Muta, Munin, Nopnapa and co, watch out, you're in a deep, err, pit. The bitchfest, the slap party, the stink, the Flaubertian scandal, the diabolical Siamese twins, the joy of jealousy - all of these you're accused of promoting, turning them into the pride of Thai television and poisoning the purity of the land. Like tear gas. Like live broadcasts of parliamentary debates. And now, dear Muta and Munin, the senatorial watchdogs are after you, calling for your pretty heads, setting you up not as the worst, but the baddest example. All of this despite the fact that your melodrama will end on Dec 4. Girls just want to have fun, don't they?
Yes, but someone thinks it's gone too far. Far where? That's another matter. After the moralist clamour over the past few months regarding the excessive drama of men-snatching of Rang Ngao, the fuss refused to die down. Two days ago the Senate committee for social development invited representatives from the Culture Ministry to discuss what should be done to curb, prevent, stop (they didn't say censor) the baleful vibes spread through the airwaves by the story of a twin, Munin, who takes a home-wrecking revenge against the man who once wronged her twin sister, Muta.

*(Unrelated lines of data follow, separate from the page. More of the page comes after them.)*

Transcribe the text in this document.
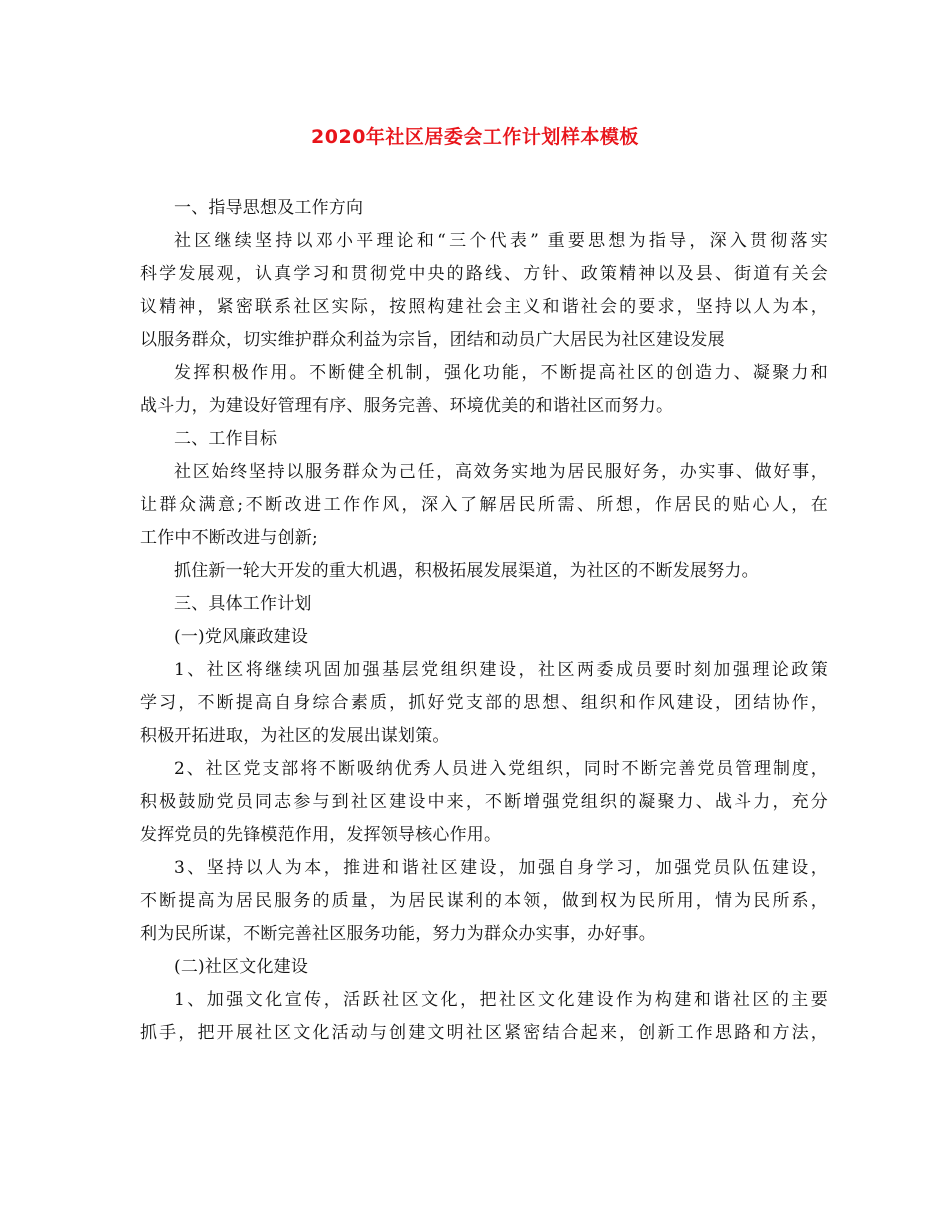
2020年社区居委会工作计划样本模板
一、指导思想及工作方向
社区继续坚持以邓小平理论和“三个代表” 重要思想为指导，深入贯彻落实
科学发展观，认真学习和贯彻党中央的路线、方针、政策精神以及县、街道有关会
议精神，紧密联系社区实际，按照构建社会主义和谐社会的要求，坚持以人为本，
以服务群众，切实维护群众利益为宗旨，团结和动员广大居民为社区建设发展
发挥积极作用。不断健全机制，强化功能，不断提高社区的创造力、凝聚力和
战斗力，为建设好管理有序、服务完善、环境优美的和谐社区而努力。
二、工作目标
社区始终坚持以服务群众为己任，高效务实地为居民服好务，办实事、做好事，
让群众满意;不断改进工作作风，深入了解居民所需、所想，作居民的贴心人，在
工作中不断改进与创新;
抓住新一轮大开发的重大机遇，积极拓展发展渠道，为社区的不断发展努力。
三、具体工作计划
(一)党风廉政建设
1、社区将继续巩固加强基层党组织建设，社区两委成员要时刻加强理论政策
学习，不断提高自身综合素质，抓好党支部的思想、组织和作风建设，团结协作，
积极开拓进取，为社区的发展出谋划策。
2、社区党支部将不断吸纳优秀人员进入党组织，同时不断完善党员管理制度，
积极鼓励党员同志参与到社区建设中来，不断增强党组织的凝聚力、战斗力，充分
发挥党员的先锋模范作用，发挥领导核心作用。
3、坚持以人为本，推进和谐社区建设，加强自身学习，加强党员队伍建设，
不断提高为居民服务的质量，为居民谋利的本领，做到权为民所用，情为民所系，
利为民所谋，不断完善社区服务功能，努力为群众办实事，办好事。
(二)社区文化建设
1、加强文化宣传，活跃社区文化，把社区文化建设作为构建和谐社区的主要
抓手，把开展社区文化活动与创建文明社区紧密结合起来，创新工作思路和方法，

That man also has a gay son; in a recent episode, the father whips the boy with a belt, sparking an official uproar, in addition to the much-publicised alarm over the show's portrayal of man-eating vixens and sexually manipulative debutantes. In short, addictive stuff - stuff we watched as we grew up to be journalists or bureaucrats or ministers or senators.

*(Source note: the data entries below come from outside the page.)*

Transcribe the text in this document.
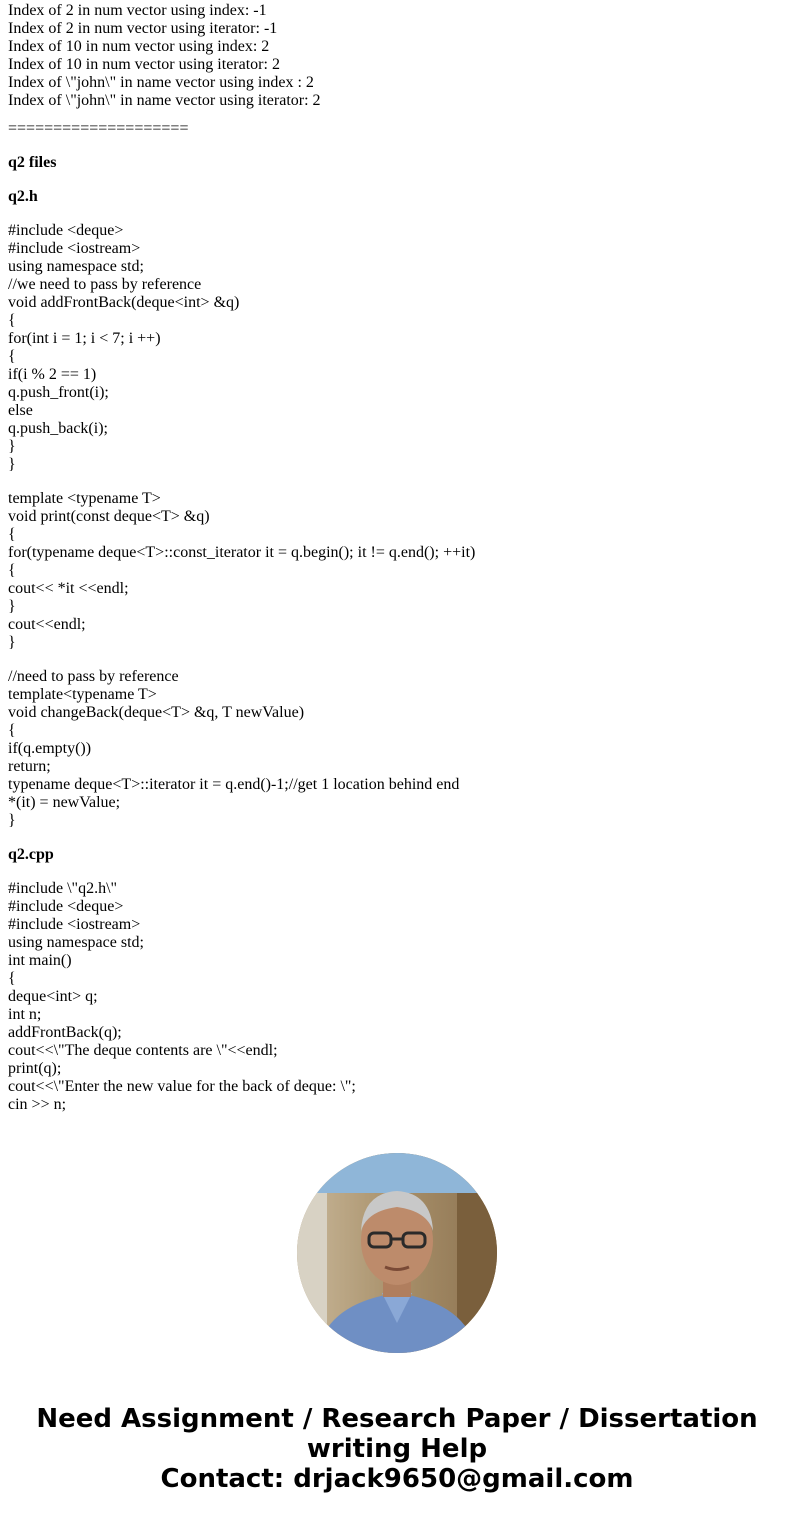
Index of 2 in num vector using index: -1
Index of 2 in num vector using iterator: -1
Index of 10 in num vector using index: 2
Index of 10 in num vector using iterator: 2
Index of \"john\" in name vector using index : 2
Index of \"john\" in name vector using iterator: 2
====================
q2 files
q2.h
#include <deque>
#include <iostream>
using namespace std;
//we need to pass by reference
void addFrontBack(deque<int> &q)
{
for(int i = 1; i < 7; i ++)
{
if(i % 2 == 1)
q.push_front(i);
else
q.push_back(i);
}
}
template <typename T>
void print(const deque<T> &q)
{
for(typename deque<T>::const_iterator it = q.begin(); it != q.end(); ++it)
{
cout<< *it <<endl;
}
cout<<endl;
}
//need to pass by reference
template<typename T>
void changeBack(deque<T> &q, T newValue)
{
if(q.empty())
return;
typename deque<T>::iterator it = q.end()-1;//get 1 location behind end
*(it) = newValue;
}
q2.cpp
#include \"q2.h\"
#include <deque>
#include <iostream>
using namespace std;
int main()
{
deque<int> q;
int n;
addFrontBack(q);
cout<<\"The deque contents are \"<<endl;
print(q);
cout<<\"Enter the new value for the back of deque: \";
cin >> n;
Need Assignment / Research Paper / Dissertation
writing Help
Contact: drjack9650@gmail.com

We've been through this off-screen soap before. Last year a national hysteria was stoked by the series Dok Som See Thong, which featured the beautiful serpent Reya, another careerist home-wrecker who later had her Les Miserables moment when her story became a hit musical. Addictive stuff, I told you. That time, it was the Culture Ministry's chief watchdog Ladda Tangsupachai who brandished the crusader's flag (or a sword, or an AK-47); this time, it got even more gnarly, like Munin's fate indeed, with the flag-bearers including the Senate committee, the Culture Ministry as well as the National Broadcasting and Telecommunications Commission (NBTC), emerging from the Euro Championship and 3G rackets into another strange and malarial swamp of Thai TV.